KAREL MARTENS:
URANUS
Published by
Roma Publications
688 pages
30 x 21 cm
Softcover
English / Chinese
ISBN 9789464460025
Price: 625 lei
This book¹ is an exhibition;² the exhibition³ is this book.⁴
1. On Martens’s first trip to China in 2009, he discovered a Chinese lunisolar calendar at a local shop in Chongqing. These calendars are familiar to those born and raised in China before the millennium, as they are often hanging somewhere in a corner of their parents’ and grandparents’ houses. Printed on rough, inexpensive, thin paper, they employ a hybrid timekeeping system that indicates the phases of the Moon and the time of the solar year. Each day is displayed on an individual page that also includes advice, admonitions, and notes on the auspiciousness of each period of the day. Having spent decades capturing and perceiving shapes and images from daily life and incorporating them into his design practice, Martens was fascinated with the unfamiliar diagrams and graphics that appeared in the calendar. Twelve years later, Martens connected the format of the calendar to his study of celestial bodies with the book Uranus. “I'm interested in making a synthetic image based on an existing fact, not necessarily recognizable as such,” stated Martens. Uranus is a systematic and geometric representation of the seventh planet’s atmosphere. His first Chinese and English bilingual publication, the book was co-published by IS A GALLERY and Roma Publications in 2021.
2. Karel Martens: Re-Production is Martens’s first site-specific exhibition in China and is produced by IS A GALLERY in co-production with Roma Publications.
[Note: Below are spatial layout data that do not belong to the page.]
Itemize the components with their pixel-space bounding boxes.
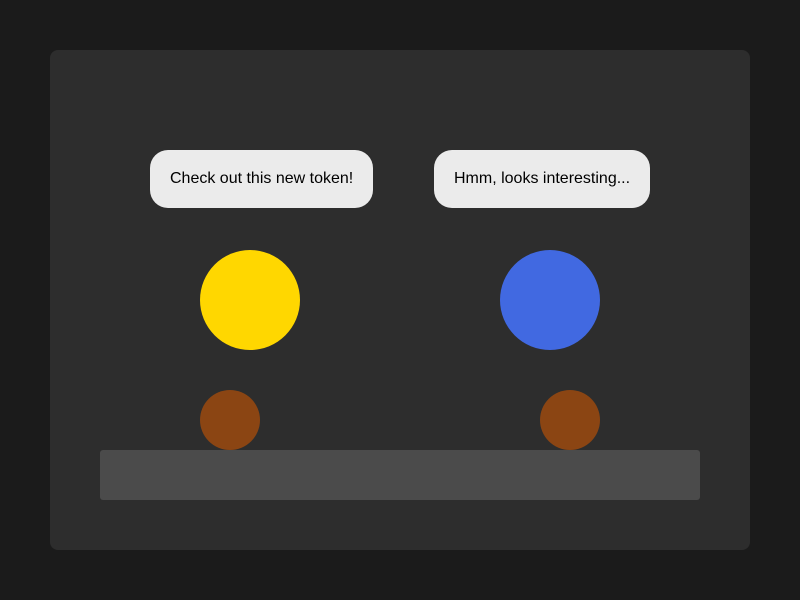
right-character-head xyxy=(540,390,600,450)
speech-bubble-left-text: Check out this new token! xyxy=(170,170,354,187)
left-character-head xyxy=(200,390,260,450)
blue-token-circle xyxy=(500,250,600,350)
speech-bubble-left: Check out this new token! xyxy=(150,150,374,208)
table-surface xyxy=(100,450,700,500)
yellow-token-circle xyxy=(200,250,300,350)
speech-bubble-right-text: Hmm, looks interesting... xyxy=(454,170,631,187)
speech-bubble-right: Hmm, looks interesting... xyxy=(434,150,651,208)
The book Uranus will arrive at the gallery from the printer as a bound object, then its pages will be removed and arranged in sequence on the gallery’s western wall, creating a site-specific installation of 340 individual images over 21 square meters. The installation will be exhibited from October 15, 10 a.m. to November 15, 5:30 p.m. in 2021 (GMT+8). The installation will respond to the rich and complex design history of the site on which the gallery is located: the Shanghai Printing Technology Research Institute. Established in 1956, the Institute was the birthplace of modern Chinese typographic design and has continued to contribute to the digital development of Chinese fonts.
3. The exhibition will be distributed in one thousand editions. Martens invites participation in the transformation of the book as an object and the movement of the exhibition through time and space. As a collaborative project, our interest is in providing a fluid space for reconstruction, using it as a place to gather collective knowledge, and observing where and how the exhibition will be carried on by shifts of ownership and context—how it continuously sprouts, develops, disintegrates, and reproduces itself.